Did Princess Di Divulge Royal Phone Numbers?

by Isobel Markham

A former editor has claimed that Princess Diana gave him a royal phone directory. As part of the ongoing trial into allegations of phone-hacking at News Corp.'s News of the World paper, dramatically shut down in 2011 after the allegations leaked, the Old Bailey — the central criminal court of England and Wales — heard testimony Princess Diana gave the directory to former royal editor Clive Goodman in 1992. Why? Because she need an "ally" in her battles against her estranged husband, Prince Charles, apparently.

Goodman is one of seven people from the News of the World standing trial for phone hacking and bribing public officials. When the allegations first emerged in 2006, he was one of two people who pleaded guilty to hacking the phones of royal aides, and was briefly jailed in 2007. The scandal surrounding phone hacking at News of the World eventually led to Company Chairman Rupert Murdoch closing the tabloid in 2011, after a discovery that journalists at the publication had hacked the voicemail of murdered schoolgirl Millie Dowler.

Goodman is charged with two counts of conspiracy to commit misconduct in a public office by paying public officials for the directories, which he denies.

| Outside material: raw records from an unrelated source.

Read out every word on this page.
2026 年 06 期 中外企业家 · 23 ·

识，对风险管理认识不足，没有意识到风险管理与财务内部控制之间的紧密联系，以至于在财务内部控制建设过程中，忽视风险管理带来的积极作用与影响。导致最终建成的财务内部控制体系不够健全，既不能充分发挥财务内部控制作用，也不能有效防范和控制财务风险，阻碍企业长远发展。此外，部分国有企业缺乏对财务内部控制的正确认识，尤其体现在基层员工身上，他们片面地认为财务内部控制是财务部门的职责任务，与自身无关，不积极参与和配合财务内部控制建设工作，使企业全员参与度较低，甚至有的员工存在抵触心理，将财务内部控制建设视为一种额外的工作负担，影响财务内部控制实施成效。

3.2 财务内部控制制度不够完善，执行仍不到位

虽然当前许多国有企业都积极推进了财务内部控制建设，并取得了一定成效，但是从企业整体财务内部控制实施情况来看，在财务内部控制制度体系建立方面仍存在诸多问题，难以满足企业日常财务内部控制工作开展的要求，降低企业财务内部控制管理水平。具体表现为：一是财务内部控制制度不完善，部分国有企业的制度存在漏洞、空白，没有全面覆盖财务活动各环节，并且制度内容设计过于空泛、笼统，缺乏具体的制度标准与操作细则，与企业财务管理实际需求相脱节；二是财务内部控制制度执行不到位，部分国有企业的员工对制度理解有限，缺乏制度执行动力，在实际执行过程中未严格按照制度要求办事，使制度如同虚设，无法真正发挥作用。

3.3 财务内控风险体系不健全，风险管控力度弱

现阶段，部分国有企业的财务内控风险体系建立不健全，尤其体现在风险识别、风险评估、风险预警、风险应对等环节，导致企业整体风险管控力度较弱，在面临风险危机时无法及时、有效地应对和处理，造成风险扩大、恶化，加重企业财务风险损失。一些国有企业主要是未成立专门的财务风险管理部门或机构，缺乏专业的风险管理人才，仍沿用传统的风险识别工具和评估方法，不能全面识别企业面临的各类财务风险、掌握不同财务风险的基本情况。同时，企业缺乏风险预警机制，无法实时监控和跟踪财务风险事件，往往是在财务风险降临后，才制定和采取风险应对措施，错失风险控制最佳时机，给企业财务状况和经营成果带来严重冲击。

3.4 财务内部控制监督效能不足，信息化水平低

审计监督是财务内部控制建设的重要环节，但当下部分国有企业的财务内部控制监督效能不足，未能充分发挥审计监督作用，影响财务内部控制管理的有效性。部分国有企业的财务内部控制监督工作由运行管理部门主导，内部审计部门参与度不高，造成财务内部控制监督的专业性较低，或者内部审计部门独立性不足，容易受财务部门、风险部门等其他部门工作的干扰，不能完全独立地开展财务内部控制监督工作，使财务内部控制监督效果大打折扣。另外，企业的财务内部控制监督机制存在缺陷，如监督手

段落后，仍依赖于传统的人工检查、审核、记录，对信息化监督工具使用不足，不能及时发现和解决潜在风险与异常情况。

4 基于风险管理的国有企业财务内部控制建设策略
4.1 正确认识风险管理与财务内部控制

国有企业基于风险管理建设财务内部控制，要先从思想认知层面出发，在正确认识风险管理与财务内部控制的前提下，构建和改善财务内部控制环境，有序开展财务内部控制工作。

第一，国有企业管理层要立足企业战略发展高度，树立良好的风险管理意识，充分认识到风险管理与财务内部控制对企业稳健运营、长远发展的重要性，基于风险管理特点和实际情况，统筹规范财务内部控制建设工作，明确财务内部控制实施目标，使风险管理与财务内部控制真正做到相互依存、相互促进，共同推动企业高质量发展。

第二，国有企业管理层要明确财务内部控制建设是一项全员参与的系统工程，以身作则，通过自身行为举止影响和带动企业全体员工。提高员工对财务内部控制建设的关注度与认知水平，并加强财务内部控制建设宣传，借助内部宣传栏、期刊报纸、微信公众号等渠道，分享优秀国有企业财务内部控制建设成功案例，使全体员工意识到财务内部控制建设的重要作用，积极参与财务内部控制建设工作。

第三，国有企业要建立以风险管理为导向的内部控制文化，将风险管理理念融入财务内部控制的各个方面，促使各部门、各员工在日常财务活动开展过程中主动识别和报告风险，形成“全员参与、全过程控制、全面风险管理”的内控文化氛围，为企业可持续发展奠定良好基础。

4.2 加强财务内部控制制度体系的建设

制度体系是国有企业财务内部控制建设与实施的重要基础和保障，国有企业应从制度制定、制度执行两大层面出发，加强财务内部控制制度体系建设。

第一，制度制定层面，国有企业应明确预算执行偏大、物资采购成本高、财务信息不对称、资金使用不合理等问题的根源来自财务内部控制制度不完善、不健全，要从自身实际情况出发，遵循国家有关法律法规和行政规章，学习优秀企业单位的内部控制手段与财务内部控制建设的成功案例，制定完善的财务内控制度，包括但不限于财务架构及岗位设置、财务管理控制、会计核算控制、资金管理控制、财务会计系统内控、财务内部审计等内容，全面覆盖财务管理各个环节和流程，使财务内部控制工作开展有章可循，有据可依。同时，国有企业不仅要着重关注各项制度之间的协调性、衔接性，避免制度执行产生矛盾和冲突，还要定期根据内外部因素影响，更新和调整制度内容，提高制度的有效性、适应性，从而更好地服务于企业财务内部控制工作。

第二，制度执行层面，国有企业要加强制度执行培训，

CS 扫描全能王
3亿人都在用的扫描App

Goodman told the court that he did not ask Princess Diana for the directory — called the Green Book, which contained the personal phone numbers of senior royals — nor did he know that she was sending it to him until it arrived.

Pascal Rondeau/Getty Images Sport/Getty Images

Goodman said that the princess was going through a "very, very difficult time" and wanted him to see the scale of Prince Charles' household staff, compared to others'. Goodman also told the court that he has never paid a police officer or royal protection officer for information for a story, and denied using the books — of which police found 15 at his home in 2006 — to get hold of cellphone numbers for hacking.

Earlier Thursday, Goodman had told jurors that the newspaper's editor at the time, Andy Coulson, was "aggressive, combative and a bully." Goodman was dismissed from the newspaper in 2007 after he was jailed, but it wasn't all bad: He received a severance payment of the equivalent of $234,000.